Nach dem Krieg 1946 lässt sich Reich an der Stolpe in Frankfurt am Main nieder. Der Ortswechsel und die Kriegserlebnisse markieren einen künstlerischen Neubeginn, er beteiligt sich in den kommenden Jahren lebhaft am Diskurs über neue Formen in der Kunst.

Die Künstlergruppe CoBrA lädt ihn zu Ausstellungen ein. Mit diesem Namen, der die Anfangsbuchstaben der Hauptstädte Copenhagen, Brüssel und Amsterdam kombiniert, markieren die Künstler die internationale Ausrichtung ihrer progressiven Gruppe. Bald verlegt Siegfried Reich an der Stolpe seinen Lebensmittelpunkt nach Spanien, wo er auch 2001 in Altea  stirbt.
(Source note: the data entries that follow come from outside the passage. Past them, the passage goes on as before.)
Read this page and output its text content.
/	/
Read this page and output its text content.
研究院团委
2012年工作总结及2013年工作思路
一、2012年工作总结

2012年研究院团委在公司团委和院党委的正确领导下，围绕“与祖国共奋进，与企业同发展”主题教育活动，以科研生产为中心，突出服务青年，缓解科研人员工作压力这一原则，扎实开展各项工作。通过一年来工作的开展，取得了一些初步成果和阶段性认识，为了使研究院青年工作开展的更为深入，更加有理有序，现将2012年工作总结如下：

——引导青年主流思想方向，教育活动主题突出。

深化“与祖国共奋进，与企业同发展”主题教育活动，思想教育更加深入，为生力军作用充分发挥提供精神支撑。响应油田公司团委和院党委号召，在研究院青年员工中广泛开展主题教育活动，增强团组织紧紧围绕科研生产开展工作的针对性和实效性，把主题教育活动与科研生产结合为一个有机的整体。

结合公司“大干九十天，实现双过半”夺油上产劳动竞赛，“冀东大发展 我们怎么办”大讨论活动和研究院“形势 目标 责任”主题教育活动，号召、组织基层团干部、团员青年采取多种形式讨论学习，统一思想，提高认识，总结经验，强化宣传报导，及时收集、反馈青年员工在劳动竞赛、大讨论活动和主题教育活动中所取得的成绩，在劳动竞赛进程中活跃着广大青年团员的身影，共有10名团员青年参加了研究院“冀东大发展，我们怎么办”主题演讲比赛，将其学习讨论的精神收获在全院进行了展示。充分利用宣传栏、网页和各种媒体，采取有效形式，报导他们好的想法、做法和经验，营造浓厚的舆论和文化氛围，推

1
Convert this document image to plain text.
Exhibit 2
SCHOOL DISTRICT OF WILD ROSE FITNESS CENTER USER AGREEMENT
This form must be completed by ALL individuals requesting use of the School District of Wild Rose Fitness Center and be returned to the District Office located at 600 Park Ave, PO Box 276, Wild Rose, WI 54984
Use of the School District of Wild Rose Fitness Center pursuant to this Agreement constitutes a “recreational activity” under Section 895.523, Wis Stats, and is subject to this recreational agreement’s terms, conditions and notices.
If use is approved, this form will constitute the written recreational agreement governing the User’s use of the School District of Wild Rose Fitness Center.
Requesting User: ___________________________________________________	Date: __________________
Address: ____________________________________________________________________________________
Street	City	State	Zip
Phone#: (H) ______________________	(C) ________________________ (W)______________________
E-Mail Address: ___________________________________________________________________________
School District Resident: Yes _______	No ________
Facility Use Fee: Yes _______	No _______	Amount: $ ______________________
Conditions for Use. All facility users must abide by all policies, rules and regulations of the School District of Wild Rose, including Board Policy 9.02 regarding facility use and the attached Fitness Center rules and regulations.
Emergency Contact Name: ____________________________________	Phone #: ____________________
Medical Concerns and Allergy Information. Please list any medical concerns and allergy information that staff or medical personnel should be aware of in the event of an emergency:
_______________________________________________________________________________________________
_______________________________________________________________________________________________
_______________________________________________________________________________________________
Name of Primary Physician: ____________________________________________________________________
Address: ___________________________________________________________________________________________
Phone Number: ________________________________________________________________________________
In einen überaus kenntnisreichen Vortrag zur Vernissage widmete sich Dr. Gunhild Zimmermann-Müller dem Künstler und seinem Werk. Die Vertreter der klassischen Moderne hätten ein neues Weltbild geschaffen, selbst geprägt durch Zerrissenheit und Zerstörung in ihrer Biographie. Von Siegfried Reich an der Stolpe gehe eine deutliche grundsätzliche Lebensbejahung aus. Er habe ein faszinierendes Faible für kräftige und effektvolle Farben gehabt. Gunhild Müller-Zimmermann schildert den Maler als ausgesprochenen Individualisten, der die von ihm wahrgenommenen Erlebnisse in künstlerische Formen gegossen habe. Immer sei seine Nähe zur Natur spürbar: „Seine Bilder strahlen einen Zauber aus, sie beschrieben eine von Erdenschwere befreite Zukunftswelt.“ Er konfrontiere die Betrachter seiner Werke mit einer Energie aus vielschichtigen Malweisen und transportiere mit seiner „gefühlten Realität“ menschliche Sehnsüchte.

Die Tochter des Malers, Beatrice Schneider, bedankte sich ausdrücklich, dass die von ihr bestückte Ausstellung in dem kleinen aber feinen Freudenberger Museum möglich werden konnte. Ebenso fand die intensive Vorbereitung durch Dr. Ingrid Leopold ihre Anerkennung.

Eine breite Übersicht der Werke des Malers ist nun noch bis zum 20. November im Freudenberger Mittendrin-Museum zu sehen. Die Ausstellung, die den Titel  „Emotionalismus und informelle Malerei“ trägt, kann jeweils mittwochs, samstags und sonntags von 14 Uhr bis 17 Uhr besichtigt werden. Der Eintritt beträgt 3 Euro.